I will put two writing below from the discussion post. Please read them and respond to them separately with you OWN opinion, 100 words each, no source just your opinion, by including
in one or more of the following ways:
– building a focused argument around a specific issue;
– asking a new related question; and/or– sharing opposing viewpoints with supporting evidence(i.e. personal experience/observation, course materials, outside research).
Please let me know if you have any questions.
Note: The video that is used in discussions is : https://www.youtube.com/watch?v=8wSO2hdLShU&t=1s
1-For the over 5 million people that live in Liberia, the past two decades have seen two extreme hardships take over their country and leave it in a state of disarray. Although the civil war is almost 20 years in the past, and Ebola has been seemingly eradicated from Liberia the lingering effects of living through these two traumatic events is still being felt, and now being addressed head on. Both the civil war and Ebola epidemic left many in Liberia dealing with the loss of loved ones, as well as their own physical ailments, which in turn created another epidemic of mental health issues.

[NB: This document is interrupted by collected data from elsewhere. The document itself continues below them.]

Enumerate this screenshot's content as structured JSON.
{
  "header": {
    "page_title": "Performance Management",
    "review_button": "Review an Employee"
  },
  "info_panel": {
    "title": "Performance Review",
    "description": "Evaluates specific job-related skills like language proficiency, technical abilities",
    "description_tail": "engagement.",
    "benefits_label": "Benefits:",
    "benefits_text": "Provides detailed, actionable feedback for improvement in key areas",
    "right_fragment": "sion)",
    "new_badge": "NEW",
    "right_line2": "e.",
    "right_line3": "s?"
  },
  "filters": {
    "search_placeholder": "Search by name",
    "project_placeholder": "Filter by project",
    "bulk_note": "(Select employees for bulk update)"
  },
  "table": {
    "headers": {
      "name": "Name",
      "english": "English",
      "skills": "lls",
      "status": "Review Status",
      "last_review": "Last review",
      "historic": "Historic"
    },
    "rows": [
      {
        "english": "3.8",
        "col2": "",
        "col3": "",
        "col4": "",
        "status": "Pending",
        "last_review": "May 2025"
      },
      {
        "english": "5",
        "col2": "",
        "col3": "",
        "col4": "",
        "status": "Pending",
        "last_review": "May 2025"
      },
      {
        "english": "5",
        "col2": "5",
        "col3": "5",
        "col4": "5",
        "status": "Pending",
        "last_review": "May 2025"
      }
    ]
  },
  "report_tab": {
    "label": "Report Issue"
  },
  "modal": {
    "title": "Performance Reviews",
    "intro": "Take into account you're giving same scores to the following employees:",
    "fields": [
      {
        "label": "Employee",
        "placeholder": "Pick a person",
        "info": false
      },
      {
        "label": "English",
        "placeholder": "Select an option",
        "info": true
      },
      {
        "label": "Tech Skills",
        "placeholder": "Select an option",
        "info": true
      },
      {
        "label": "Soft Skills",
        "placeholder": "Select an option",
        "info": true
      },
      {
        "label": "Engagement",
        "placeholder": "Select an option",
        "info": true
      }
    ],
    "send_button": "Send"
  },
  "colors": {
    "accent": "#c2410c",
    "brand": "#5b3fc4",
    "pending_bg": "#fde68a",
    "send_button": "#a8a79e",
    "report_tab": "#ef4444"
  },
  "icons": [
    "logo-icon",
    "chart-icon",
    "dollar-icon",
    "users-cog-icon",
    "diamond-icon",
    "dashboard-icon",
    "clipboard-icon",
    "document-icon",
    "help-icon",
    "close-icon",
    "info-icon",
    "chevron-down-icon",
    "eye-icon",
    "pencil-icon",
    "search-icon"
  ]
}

The lack of modern medicine and treatment has left many Liberians to be subject to traditional means of addressing their issues. As we see in the video, some of these traditional treatments are archaic and only work to extend the problem for the patient. Through the Carter Foundation and other NGOs, more modern ways of addressing the mental struggles that Liberians are facing are being introduced to the population. The Liberian government seems to agree that these tactics are working in words, but not in any sort of monetary funding. As we see in many developing countries, the government and their policies have a great impact on the outlook of the country. Their ability to influence the effectiveness of how a nation tackles its pressing issues seems to be far more reaching than the ability of developed countries. Because of this I am afraid that the mental health crisis that is terrorizing the people of Liberia will continue to grow until the government addresses it not only with their speeches, but with their wallet as well.
Mental health is a very difficult issue to tackle and there is no “one size fits all” treatment like a vaccine for a disease or a peace treaty to end a war. The spread of this issue is the consequence of years of traumatic experiences felt by the people of Liberia, and as we see here in the United States, it is not a quick fix. The issue must be addressed on a personal level with each individual feeling the strain of the years of hard living and loss that they have felt. Because of this it will take a coordinated effort between both the Liberian government and the Liberian people to help quell the pain felt from the trying times that they all have had to deal with together.
2- Mental health is an incredibly complex aspect of the human species, and as such mental illness has not been treated nearly as seriously as physical illness; this is likely because issues of the body are blatantly more apparent, tending to have obvious external effects on the health of a population, whereas mental illnesses are not as well documented because they can be so difficult to comprehend. It has not been until recently that mental health has become something that is widely believed to be important, and even in the modern day one will encounter people who do not believe in mental illness or who do not have a grasp on how detrimental it can be to a person’s overall health. Arcane methods such as the ones shown in our viewing material this week (in which people who are having ‘episodes’ will have their ankle restrained in a tree trunk) are still used all over the world to treat mental illness, and they are eerily reminiscent of treatment methods used in the early nineteenth century–though we have certainly departed from the more grotesque things like lobotomy since then, there are still equally as terrifying methods plaguing our country and our world today such as the employment of conversion therapy. Mental health should be treated much more seriously all over the world, but especially in war ridden countries where entire families and cultures are being ripped apart–treatment for mental health is not something that should be viewed as a luxury but rather a necessity. It is easy for governments and large organizations to send material goods to impoverished communities, and though this certainly is helpful, the fact remains that if large groups of people are suffering mentally then these communities rest on an unstable foundation–mental illness is something that can stay with a person forever and it merely worsens when untreated, eating them from the inside out and making it impossible to perform even the simplest tasks to the point that it can become physically crippling.